Перед ними перед самыми, обрезая, прокатил с запрокинутой лошадиной
головой, с колокольцем, лихач на дутиках,
везя важную барыню в огромной шляпе.
— А я — ничтожество, да? — с
допытом, срываясь на крик, спрашивала Алина посреди
улицы, как будто хотела и требовала подтверждения.
Он уводил её, уводил на
тротуар и молчал, теперь уж молчал, а получилось опять хуже. Но не
подслуживаться: нет, ты сверкающе талантлива.
Они уже и были у своего
парадного. Поднимались по лестнице. Молча. В свой дом, но сами не свои. На
второй этаж. Молча. На третий.
Ах, совсем не нужный, глупый
разговор.
— Ты прости меня, Линочка. Я этого не хотел. Я, конечно, и близко того не
думаю, ты же знаешь. Я только... О-о, телеграмма... Мне. Из Ставки. Неотложный
вызов. Непромедлительно прибыть... Вот так так... Придётся ехать. Вот
неожиданно. Ты прости меня, Алочка...
Телеграмму она как и не поняла, как не видела.
Помогал ей снять пальто —
вырвалась из него, как если б оно горело.

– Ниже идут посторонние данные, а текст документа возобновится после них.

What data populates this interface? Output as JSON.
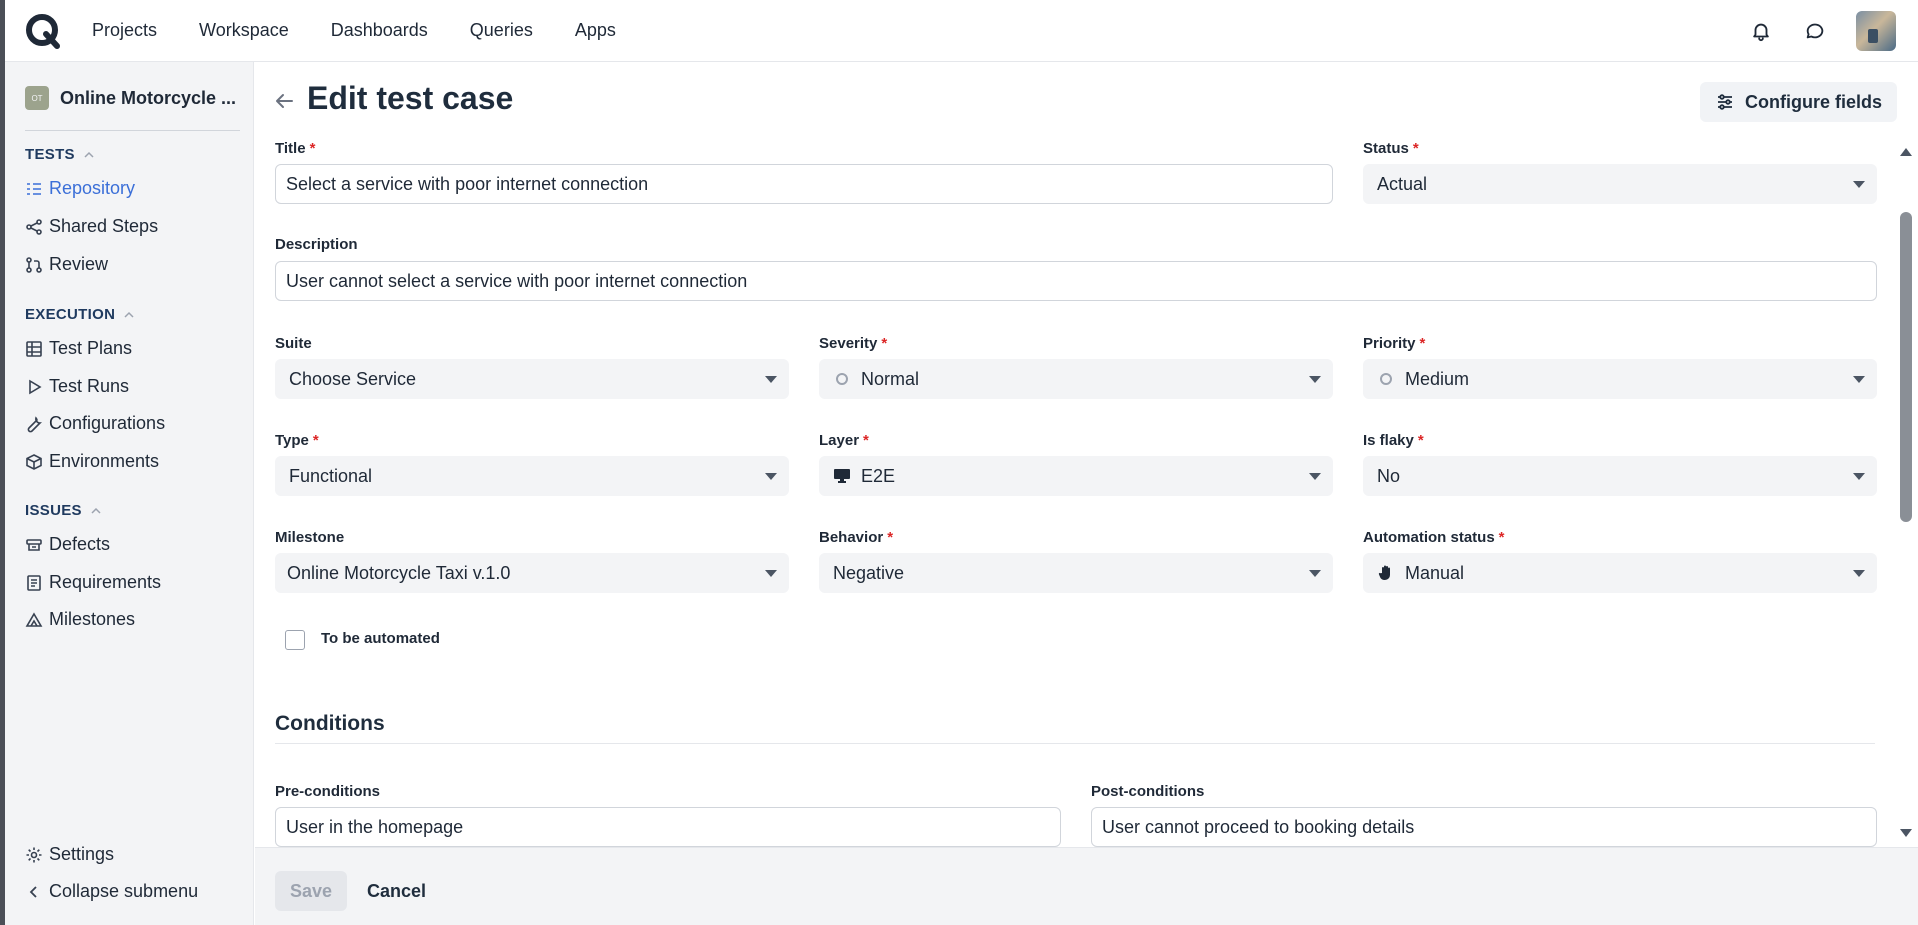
{
  "topnav": {
    "items": [
      "Projects",
      "Workspace",
      "Dashboards",
      "Queries",
      "Apps"
    ],
    "icons": [
      "bell-icon",
      "chat-icon"
    ]
  },
  "sidebar": {
    "project": {
      "badge": "OT",
      "name": "Online Motorcycle ..."
    },
    "sections": [
      {
        "title": "TESTS",
        "items": [
          "Repository",
          "Shared Steps",
          "Review"
        ]
      },
      {
        "title": "EXECUTION",
        "items": [
          "Test Plans",
          "Test Runs",
          "Configurations",
          "Environments"
        ]
      },
      {
        "title": "ISSUES",
        "items": [
          "Defects",
          "Requirements",
          "Milestones"
        ]
      }
    ],
    "bottom": [
      "Settings",
      "Collapse submenu"
    ],
    "active": "Repository"
  },
  "page": {
    "title": "Edit test case",
    "configure_fields": "Configure fields"
  },
  "form": {
    "title": {
      "label": "Title",
      "required": "*",
      "value": "Select a service with poor internet connection"
    },
    "status": {
      "label": "Status",
      "required": "*",
      "value": "Actual"
    },
    "description": {
      "label": "Description",
      "value": "User cannot select a service with poor internet connection"
    },
    "suite": {
      "label": "Suite",
      "value": "Choose Service"
    },
    "severity": {
      "label": "Severity",
      "required": "*",
      "value": "Normal"
    },
    "priority": {
      "label": "Priority",
      "required": "*",
      "value": "Medium"
    },
    "type": {
      "label": "Type",
      "required": "*",
      "value": "Functional"
    },
    "layer": {
      "label": "Layer",
      "required": "*",
      "value": "E2E"
    },
    "is_flaky": {
      "label": "Is flaky",
      "required": "*",
      "value": "No"
    },
    "milestone": {
      "label": "Milestone",
      "value": "Online Motorcycle Taxi v.1.0"
    },
    "behavior": {
      "label": "Behavior",
      "required": "*",
      "value": "Negative"
    },
    "automation_status": {
      "label": "Automation status",
      "required": "*",
      "value": "Manual"
    },
    "to_be_automated": {
      "label": "To be automated",
      "checked": false
    }
  },
  "conditions": {
    "title": "Conditions",
    "pre": {
      "label": "Pre-conditions",
      "value": "User in the homepage"
    },
    "post": {
      "label": "Post-conditions",
      "value": "User cannot proceed to booking details"
    }
  },
  "footer": {
    "save": "Save",
    "cancel": "Cancel"
  },
  "colors": {
    "accent": "#3b6fd8",
    "required": "#dc2626",
    "sidebar_bg": "#f3f4f6"
  }
}
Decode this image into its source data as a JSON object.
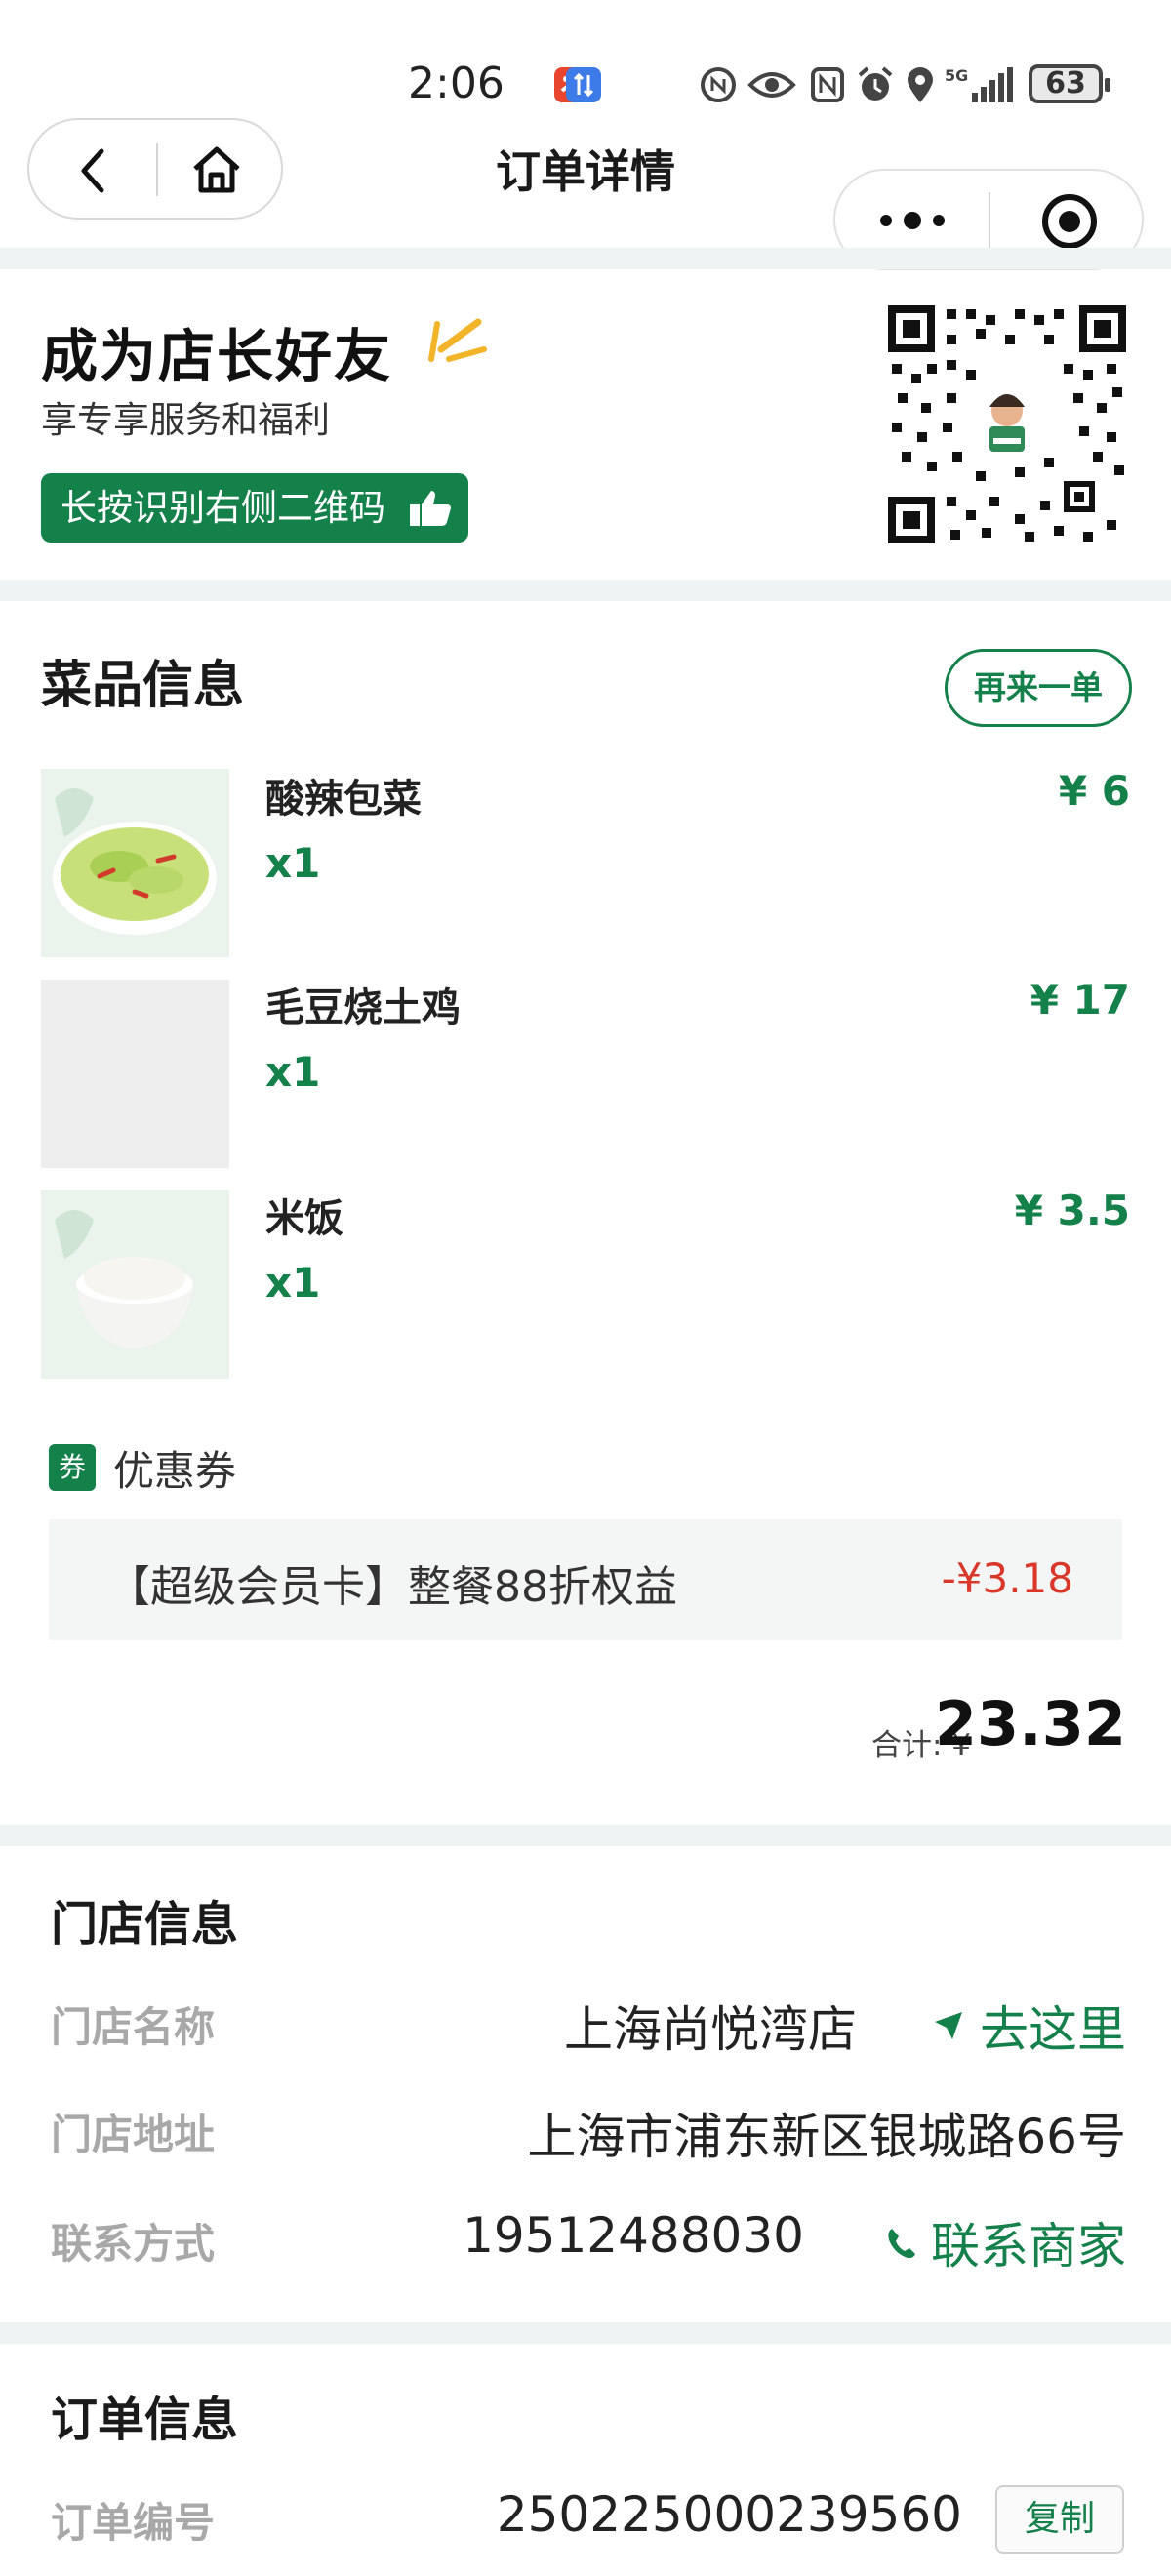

Через маленькую их столовую
кинулась в свою комнату. Но тут же вернулась, зажгла в столовой большой свет, в
прихожей подошла к мужу, едва отстегнувшему шашку, ещё с нею в руках. И
напряжённо:
— Дай я на тебя посмотрю!
Дай я на тебя посмотрю!
Необычайное
неизрасходованное пламя рвалось из её глаз. Где была та завороженная
покорность, будто не в полном сознании? Где была та ипостась
горько-достигнутого духовного свечения?
Зачем — “дай посмотрю”? Он
не успевал понять. Она хочет особенное что-то выкинуть, непонятно что.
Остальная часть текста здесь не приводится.